Пастернак отметил в письме от 9 июля 1952 года «умственную напряженность»[581] автора стихов. Эта напряженность мешает поэту, полагал Пастернак, «ввериться задаткам лирической цельности»[582], которые ему свойственны. Но мог ли Шаламов после всего пережитого писать стихи без ощутимого психического и физического напряжения? С точки зрения заключенного на ключе Дусканья, который ретроспективно постоянно называл вновь обретенную способность к «стихосложению» чудом, дарующим освобождение, уместнее, наверное, был бы вопрос: быть может, стихи скорее помогали ему преодолеть «души давнишнее смятенье»? Не об этом ли говорят напрямую начальные строки одного из стихотворений, написанных тогда: «Души давнишнее смятенье /В ограду рифм приведено»[583]? Он писал стихи для себя, чтобы обозначить ужас и, быть может, хотя бы на короткий момент, обуздать его.
Если читать стихи в самодельных тетрадях подряд, то кажется, будто ты чувствуешь не только отмеченную Пастернаком «умственную напряженность», но и психосоматические усилия, которые требовались автору на каждое стихотворение.

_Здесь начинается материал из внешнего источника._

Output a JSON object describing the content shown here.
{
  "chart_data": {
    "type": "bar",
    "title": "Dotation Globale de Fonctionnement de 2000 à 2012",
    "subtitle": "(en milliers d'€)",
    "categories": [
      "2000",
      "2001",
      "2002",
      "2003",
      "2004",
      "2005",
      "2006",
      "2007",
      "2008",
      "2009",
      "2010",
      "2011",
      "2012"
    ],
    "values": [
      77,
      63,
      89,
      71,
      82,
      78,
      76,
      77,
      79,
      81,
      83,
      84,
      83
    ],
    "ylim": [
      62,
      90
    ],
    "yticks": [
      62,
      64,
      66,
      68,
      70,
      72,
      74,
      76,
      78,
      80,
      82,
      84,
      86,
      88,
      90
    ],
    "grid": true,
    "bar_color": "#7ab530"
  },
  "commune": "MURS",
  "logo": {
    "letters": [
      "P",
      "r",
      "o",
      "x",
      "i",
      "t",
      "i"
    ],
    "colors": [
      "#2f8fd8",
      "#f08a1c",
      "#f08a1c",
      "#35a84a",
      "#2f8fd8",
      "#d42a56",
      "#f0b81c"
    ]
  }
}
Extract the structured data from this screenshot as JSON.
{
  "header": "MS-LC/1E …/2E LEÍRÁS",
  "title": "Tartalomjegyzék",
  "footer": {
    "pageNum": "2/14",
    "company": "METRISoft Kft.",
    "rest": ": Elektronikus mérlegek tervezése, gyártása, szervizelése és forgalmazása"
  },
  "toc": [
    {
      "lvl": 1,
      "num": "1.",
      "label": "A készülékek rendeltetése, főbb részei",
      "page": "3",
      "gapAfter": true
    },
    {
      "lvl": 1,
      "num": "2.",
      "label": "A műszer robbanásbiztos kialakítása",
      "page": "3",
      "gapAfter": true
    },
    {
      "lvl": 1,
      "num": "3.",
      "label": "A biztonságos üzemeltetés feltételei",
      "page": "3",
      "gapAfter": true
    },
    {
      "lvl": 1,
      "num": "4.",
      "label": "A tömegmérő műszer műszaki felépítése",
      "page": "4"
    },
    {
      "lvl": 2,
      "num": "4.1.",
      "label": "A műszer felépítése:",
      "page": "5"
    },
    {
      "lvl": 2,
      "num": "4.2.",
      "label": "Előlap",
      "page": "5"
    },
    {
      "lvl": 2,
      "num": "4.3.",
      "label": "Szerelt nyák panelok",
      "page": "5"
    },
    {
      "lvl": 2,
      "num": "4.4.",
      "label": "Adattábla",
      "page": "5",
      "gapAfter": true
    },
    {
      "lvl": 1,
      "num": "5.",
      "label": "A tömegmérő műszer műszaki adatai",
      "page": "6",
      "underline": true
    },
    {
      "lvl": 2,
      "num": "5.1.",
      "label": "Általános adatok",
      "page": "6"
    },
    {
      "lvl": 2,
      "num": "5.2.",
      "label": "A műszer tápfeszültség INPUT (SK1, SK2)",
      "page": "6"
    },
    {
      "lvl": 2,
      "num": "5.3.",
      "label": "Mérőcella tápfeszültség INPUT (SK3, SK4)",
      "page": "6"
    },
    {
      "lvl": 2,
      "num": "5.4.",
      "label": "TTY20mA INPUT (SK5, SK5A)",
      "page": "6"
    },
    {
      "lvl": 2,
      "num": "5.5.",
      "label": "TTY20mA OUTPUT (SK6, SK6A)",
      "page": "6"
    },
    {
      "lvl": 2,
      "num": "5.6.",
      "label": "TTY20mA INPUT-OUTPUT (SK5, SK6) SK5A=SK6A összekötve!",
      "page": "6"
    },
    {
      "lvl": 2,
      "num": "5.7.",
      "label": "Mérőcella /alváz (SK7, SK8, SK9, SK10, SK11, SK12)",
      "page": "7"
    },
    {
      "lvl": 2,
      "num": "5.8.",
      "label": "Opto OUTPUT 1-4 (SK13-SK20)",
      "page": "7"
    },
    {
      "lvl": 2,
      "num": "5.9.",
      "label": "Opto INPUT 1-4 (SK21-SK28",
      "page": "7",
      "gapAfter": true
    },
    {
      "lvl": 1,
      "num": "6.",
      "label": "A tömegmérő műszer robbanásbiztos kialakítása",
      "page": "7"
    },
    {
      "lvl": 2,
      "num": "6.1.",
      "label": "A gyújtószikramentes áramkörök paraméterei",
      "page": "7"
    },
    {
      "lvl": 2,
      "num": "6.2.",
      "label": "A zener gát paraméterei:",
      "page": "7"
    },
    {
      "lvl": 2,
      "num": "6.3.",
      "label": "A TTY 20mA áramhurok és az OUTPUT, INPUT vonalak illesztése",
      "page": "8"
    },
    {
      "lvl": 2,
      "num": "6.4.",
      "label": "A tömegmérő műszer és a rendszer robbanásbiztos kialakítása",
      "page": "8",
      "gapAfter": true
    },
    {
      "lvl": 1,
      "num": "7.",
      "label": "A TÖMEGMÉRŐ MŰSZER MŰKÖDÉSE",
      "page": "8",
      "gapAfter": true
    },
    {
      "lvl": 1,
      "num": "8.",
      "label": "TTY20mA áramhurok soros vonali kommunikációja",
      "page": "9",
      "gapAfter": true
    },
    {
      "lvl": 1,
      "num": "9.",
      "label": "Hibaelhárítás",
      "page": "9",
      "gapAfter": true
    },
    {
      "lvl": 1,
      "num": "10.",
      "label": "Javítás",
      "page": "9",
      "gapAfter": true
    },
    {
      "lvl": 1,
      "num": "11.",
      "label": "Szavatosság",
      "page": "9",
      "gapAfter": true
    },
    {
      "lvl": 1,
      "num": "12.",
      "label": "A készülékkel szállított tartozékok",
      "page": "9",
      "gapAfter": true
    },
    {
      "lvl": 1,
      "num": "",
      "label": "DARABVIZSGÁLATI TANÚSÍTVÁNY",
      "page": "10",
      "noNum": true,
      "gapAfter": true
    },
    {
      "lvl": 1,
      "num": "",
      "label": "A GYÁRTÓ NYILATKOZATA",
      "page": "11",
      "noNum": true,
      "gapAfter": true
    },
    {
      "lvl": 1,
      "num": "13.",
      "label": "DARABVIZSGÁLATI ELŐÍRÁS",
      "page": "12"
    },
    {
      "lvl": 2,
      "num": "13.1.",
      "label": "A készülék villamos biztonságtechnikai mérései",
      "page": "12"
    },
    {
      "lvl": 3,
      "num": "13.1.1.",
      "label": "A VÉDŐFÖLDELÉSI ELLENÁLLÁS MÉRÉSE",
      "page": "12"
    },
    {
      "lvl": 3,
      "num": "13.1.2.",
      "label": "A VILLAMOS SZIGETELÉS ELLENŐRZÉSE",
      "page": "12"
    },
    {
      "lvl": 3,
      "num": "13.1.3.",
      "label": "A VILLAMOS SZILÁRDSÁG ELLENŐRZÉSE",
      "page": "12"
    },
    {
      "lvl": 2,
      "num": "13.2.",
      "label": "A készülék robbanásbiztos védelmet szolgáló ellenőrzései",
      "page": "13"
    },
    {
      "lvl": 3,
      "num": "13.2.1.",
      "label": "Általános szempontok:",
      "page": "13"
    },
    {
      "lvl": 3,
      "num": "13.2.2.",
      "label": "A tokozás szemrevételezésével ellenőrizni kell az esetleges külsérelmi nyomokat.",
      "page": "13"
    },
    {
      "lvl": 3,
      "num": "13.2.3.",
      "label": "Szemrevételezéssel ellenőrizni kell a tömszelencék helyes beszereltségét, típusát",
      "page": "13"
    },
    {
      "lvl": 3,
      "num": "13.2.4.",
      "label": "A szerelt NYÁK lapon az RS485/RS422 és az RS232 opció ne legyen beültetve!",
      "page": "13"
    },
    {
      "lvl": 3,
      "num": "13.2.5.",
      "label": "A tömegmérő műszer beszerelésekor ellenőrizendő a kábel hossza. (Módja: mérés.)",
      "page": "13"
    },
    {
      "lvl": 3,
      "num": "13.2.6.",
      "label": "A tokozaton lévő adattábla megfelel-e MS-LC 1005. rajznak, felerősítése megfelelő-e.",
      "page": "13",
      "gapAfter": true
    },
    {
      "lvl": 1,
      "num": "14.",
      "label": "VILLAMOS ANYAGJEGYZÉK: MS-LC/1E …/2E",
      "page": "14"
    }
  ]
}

В этих стихах говорит лирическое «Я», которое несет на себе невероятную психическую нагрузку и которое должно заново прощупать свою связь с миром — с людьми и природой, с историей и настоящим. Это ищущее, иногда растерянное, отчаявшееся, прежде всего вопрошающее и тем не менее уверенное в себе «Я». В тематическом плане бросаются в глаза три главные сферы — поэтические образы суровой северной природы, откровенно автобиографические любовные стихи (обращенные к жене Галине Гудзь), а также стихи, связанные с историческими личностями. Позднее Шаламов подчеркнет, что он пытался придать своим стихам аллегорический смысл. Это относится в полной мере и к стихам из самодельных тетрадей. Их более поздняя переработка позволяет сделать вывод о том, что многие из этих стихов больше не удовлетворяли его требованиям поэтической плотности в традиции Пушкина, Тютчева, Анненского — поэтов, которых он особенно ценил за их философскую лирику, обращенную к природе. Быть может, с его точки зрения, им не хватало того тонкого взаимодействия между звуковой, ритмической формой и семантической многозначностью, между инструментовкой и душевным настроем? В 1960-е годы в одном из очерков он написал, что главным своим «грехом» он считал многословие, неспособность вовремя остановиться[584]. Попытки позднее обработать записанное многократно заканчивались неудачей, пишет Шаламов. Поэтому он относился к тетрадям колымского периода как «к запасу сырья, как к сырьевому складу»[585].
В этой ретроспективной оценке слышится отзвук суждения Пастернака. Из уст давно почитавшегося им поэта русского модерна Шаламов услышал первую профессиональную критику своих стихов после заключения. Если учесть, при каких обстоятельствах он прочитал строки Пастернака на Колыме, можно представить себе, какое возбуждение овладело им при получении письма.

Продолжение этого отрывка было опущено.